Newborn baby skin care is a delicate matter. In the early months, as your baby's immune system develops, you'll want to use the mildest cleansers, the smallest bit of lotion. But when dry skin, eczema, and diaper rash appear, it's time to treat those problems. Talk to your pediatrician about when to start bathing your newborn.

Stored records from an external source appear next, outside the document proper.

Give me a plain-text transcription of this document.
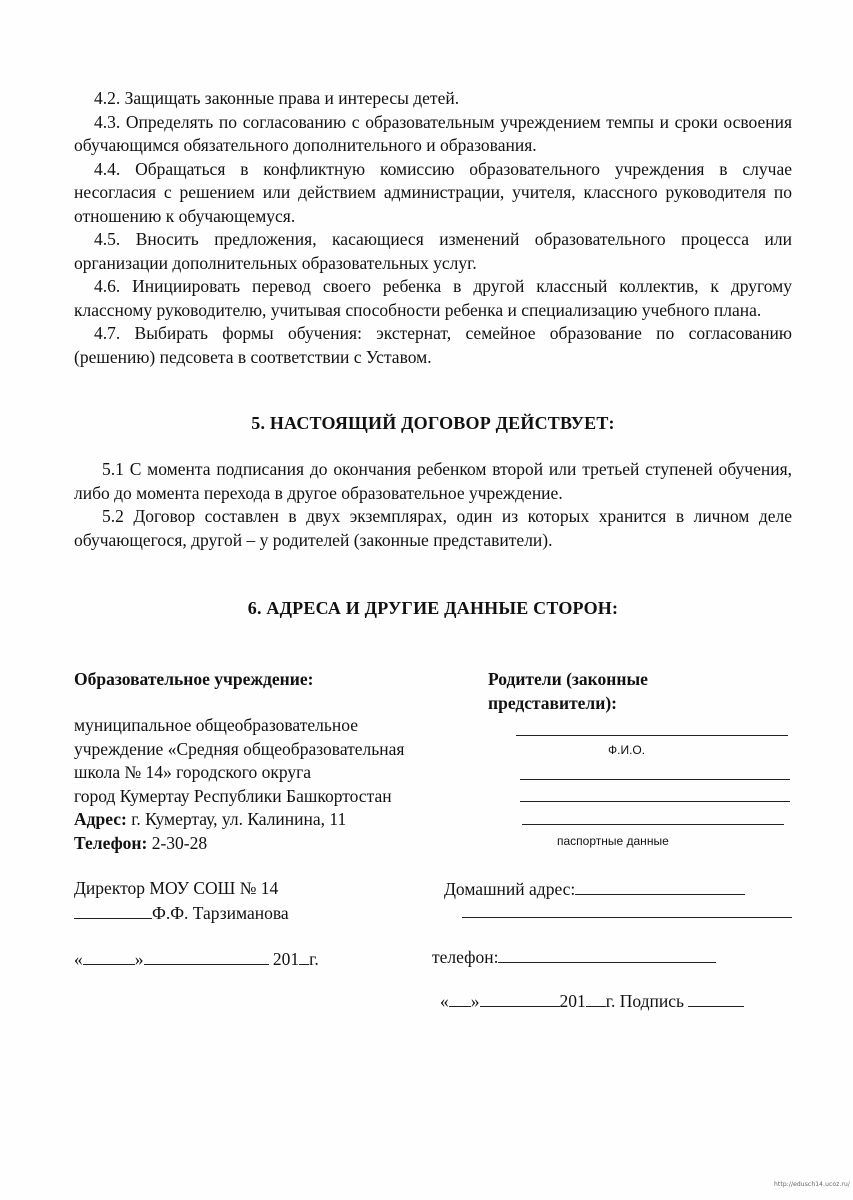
4.2. Защищать законные права и интересы детей.

4.3. Определять по согласованию с образовательным учреждением темпы и сроки освоения обучающимся обязательного дополнительного и образования.

4.4. Обращаться в конфликтную комиссию образовательного учреждения в случае несогласия с решением или действием администрации, учителя, классного руководителя по отношению к обучающемуся.

4.5. Вносить предложения, касающиеся изменений образовательного процесса или организации дополнительных образовательных услуг.

4.6. Инициировать перевод своего ребенка в другой классный коллектив, к другому классному руководителю, учитывая способности ребенка и специализацию учебного плана.

4.7. Выбирать формы обучения: экстернат, семейное образование по согласованию (решению) педсовета в соответствии с Уставом.

5. НАСТОЯЩИЙ ДОГОВОР ДЕЙСТВУЕТ:

5.1 С момента подписания до окончания ребенком второй или третьей ступеней обучения, либо до момента перехода в другое образовательное учреждение.

5.2 Договор составлен в двух экземплярах, один из которых хранится в личном деле обучающегося, другой – у родителей (законные представители).

6. АДРЕСА И ДРУГИЕ ДАННЫЕ СТОРОН:

Образовательное учреждение:

муниципальное общеобразовательное

учреждение «Средняя общеобразовательная

школа № 14» городского округа

город Кумертау Республики Башкортостан

Адрес: г. Кумертау, ул. Калинина, 11

Телефон: 2-30-28

Директор МОУ СОШ № 14

Ф.Ф. Тарзиманова

«	»	201 г.

Родители (законные

представители):

Ф.И.О.
паспортные данные

Домашний адрес:

телефон:

« »	201 г. Подпись

http://edusch14.ucoz.ru/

Your newborn needs dye-free, fragrance-free baby skin care products. If there's a newborn in your family, here are a few tips before you start shopping:

  • Read labels carefully. Baby skin care products that contain dyes, fragrances, and chemicals can irritate a baby's skin and breathing. 
  • Natural baby skin care productsare safe for most infants. But if you have allergies or asthma in your family, your newborn may also be sensitive to botanicals and herbs in some products. 
  • The label "hypoallergenic" can be misleading. The term means that the product is less likely to cause an allergic reaction, but that doesn’t necessarily mean the product is gentler on the skin than other products.
  • Look for products that are phthalate- and parabens-free. Those chemicals are potentially harmful to babies.

Baby Skin Care Products

As you set up the baby's nursery -- or the corner bedroom at grandparents' house -- assemble these newborn skin care products:

  • Baby soaps, washes/cleansers, and shampoos: Cleansers and washes are mild and safe for newborns. But use baby soaps sparingly, as they can dry newborn skin. 
  • Baby lotion: Helps moisturize newborn skin. Use sparingly on tiny newborns. 
  • Petroleum jelly: Can be used to treat diaper rash. It provides baby's skin with a protective barrier against moist diapers. You may be asked to apply it to the healing circumcision site.
  • Diaper rash ointment: Provides baby's skin with a barrier to moisture -- protecting newborn skin so wet diapers don't irritate. 
  • Eczema cortisone creams: Helps decrease redness and inflammation. If over-the-counter creams don't work, you may need a prescription. These creams should be used sparingly and for no more than a week.  
  • Baby oil: This classic is best used as massage oil for newborn skin, not as a moisturizer. Newborn skin does not absorb it well. 
  • Baby laundry detergent: Look for baby detergents that are free of perfumes and dye. Regular detergents are too harsh for newborn skin.
  • Baby powder: If using baby powder, take care to keep it away from baby's face. The talc or cornstarch in the powder can cause breathing problems.